Comia logo duas ou três.

 

No supermercado, alguém lembrava: não podemos esquecer as bananas da Yasmin.

 

- Yasmin, vamos almoçar...

 

- Xiii! Não como camarão.

 

- Yasmin, você é do litoral. Não come camarão? Faz mal?

 

- Não gosto. Não como. Tem ovo ou miojo?

 

Às vezes, quando ela chegava, eu provocava:

 

- Yasmin cara de capim!

 

Sempre tinha bala na agulha. Nem pensava e respondia de pronto:

 

- Tio João cara de feijão!

 

Então, ríamos e nos divertíamos um com o outro.

 

Uma vez, a Mariana no meu colo buscando carinho. A Yasmin, paradinha, em pé. Olhava com seus olhinhos azuis e a carinha de quem está diante de uma vitrine de confeitaria, namorando o doce que não sabe se vai poder comprar ou ganhar.

 

A Mariana, satisfeita com os cafunés, desocupou o trono. A Yasmin se aproximou, meio sorrindo, meio sem jeito:

 

- Tio, posso ir no seu colo um pouquinho?

 

- Claro, Yasmin, venha...

 

Aninhei-a, acariciando os seus cabelos loiros, macios como algodão. Ela relaxou soltando o corpinho e, com os olhinhos semicerrados, balbuciou:

 

- Meu pai nunca me pega no colo...

 

- Mas não é porque ele não gosta de você, Yasmin. é só o jeitão dele. Ele a ama muito, eu sei disso. Um dia, quando ele estiver sentado na frente da televisão, procure o colo dele. Você vai ver. Vai esquecer a televisão.

 

Mudamos de prédio.
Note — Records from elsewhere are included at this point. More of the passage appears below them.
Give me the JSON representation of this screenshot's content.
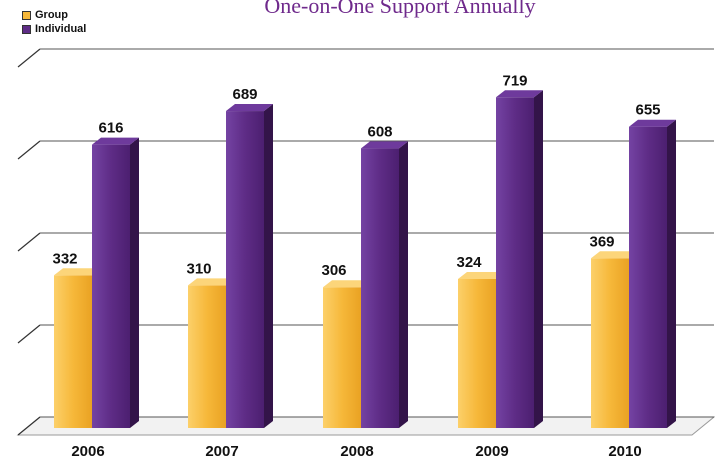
{
  "chart_data": {
    "type": "bar",
    "title": "One-on-One Support Annually",
    "categories": [
      "2006",
      "2007",
      "2008",
      "2009",
      "2010"
    ],
    "series": [
      {
        "name": "Group",
        "values": [
          332,
          310,
          306,
          324,
          369
        ]
      },
      {
        "name": "Individual",
        "values": [
          616,
          689,
          608,
          719,
          655
        ]
      }
    ],
    "colors": {
      "Group": "#f6b83a",
      "Individual": "#5e2c86"
    },
    "ylim": [
      0,
      800
    ],
    "grid": true,
    "legend_position": "top-left"
  }
}
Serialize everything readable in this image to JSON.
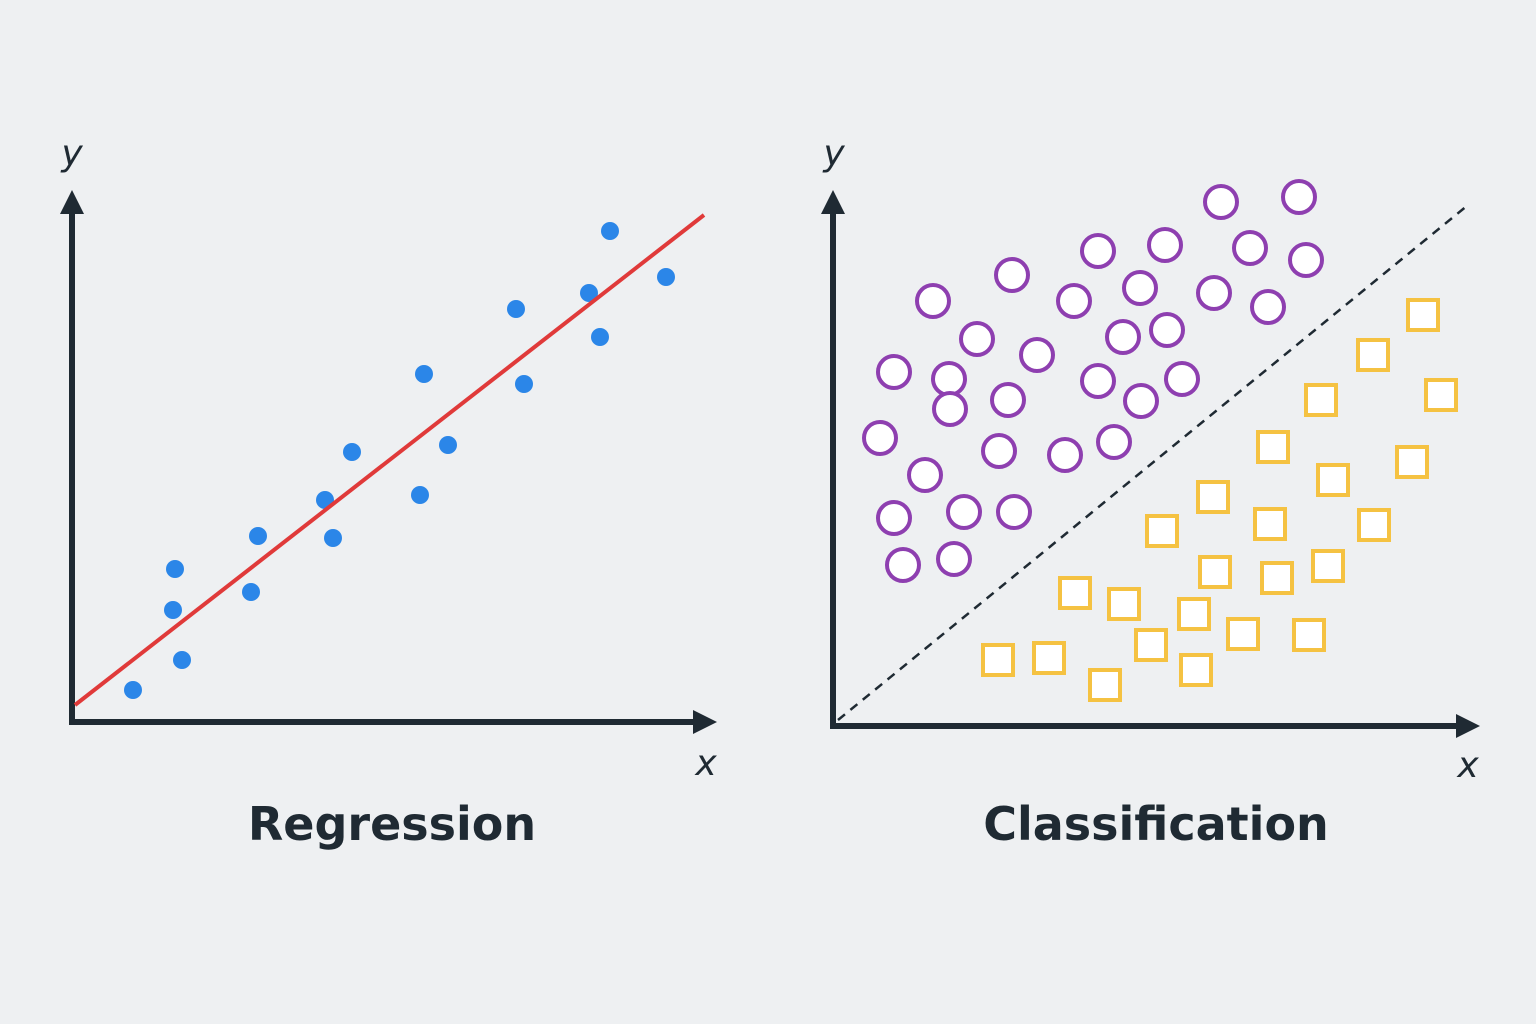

A Yasmin sempre nos visitando. Pai ou mãe a levavam. Algumas vezes trazia o pijaminha. Mas no dia seguinte, logo que acordava, queria ir embora.

 

- Estou com saudade da minha mãe...

 

Num carnaval, a mãe me preveniu:

 

- Seu João, não deixe a Yasmin sair sozinha com a Mariana. Tenho medo que a roubem. Tem muita gente por aí. Perigoso demais.

 

- Sossegue, só saem comigo. Não deixo ninguém chegar perto.

 

Se chovia com trovões:

 

- Está dando cada troviada, tio?

 

Na rua, se via um carro parecido com o do pai:

 

- É o "fuca" do meu pai!!

 

O ano que passou (2011) não foi bom para Yasmin. Os pais se separaram e ela reprovou na escola. Agora se divide entre a casa do pai e da mãe.

 

Nesta temporada, ainda não a tinha visto.

 

O interfone tocou, atendi. Reconheceu minha voz:

 

- Tio, é a Yasmin. A Mariana está?

 

- Oi, Yasmin. A Mariana foi para Camboriú com a prima.

 

- Ah! Queria ficar com ela um pouco.

 

- Quando ela voltar, peço para ligar. Está bem?

 

- bom, tio. Um beijo.

 

Corri para a sacada a fim de ver Yasmin e saber com quem ela tinha vindo. Desta vez ninguém a trouxe. Lá de cima a vi pedalando a enorme bicicleta vermelha da mãe, indo na direção do prédio onde o pai ainda mora e trabalha.

 

Meu Deus! A Yasmin sozinha na rua! E de bicicleta. Alguém chame os bombeiros, a polícia, a tropa de elite, o resgate social, qualquer coisa...

 

Fui seguindo-a, com os olhos, até o fim da rua. Contive meu exagero e caí em mim, quando percebi que a bicicleta nem era tão grande. E que ela pedalava com bastante desenvoltura e segurança, sentada direitinho no selim.

 

A Yasmin cresceu. Já é quase uma moca.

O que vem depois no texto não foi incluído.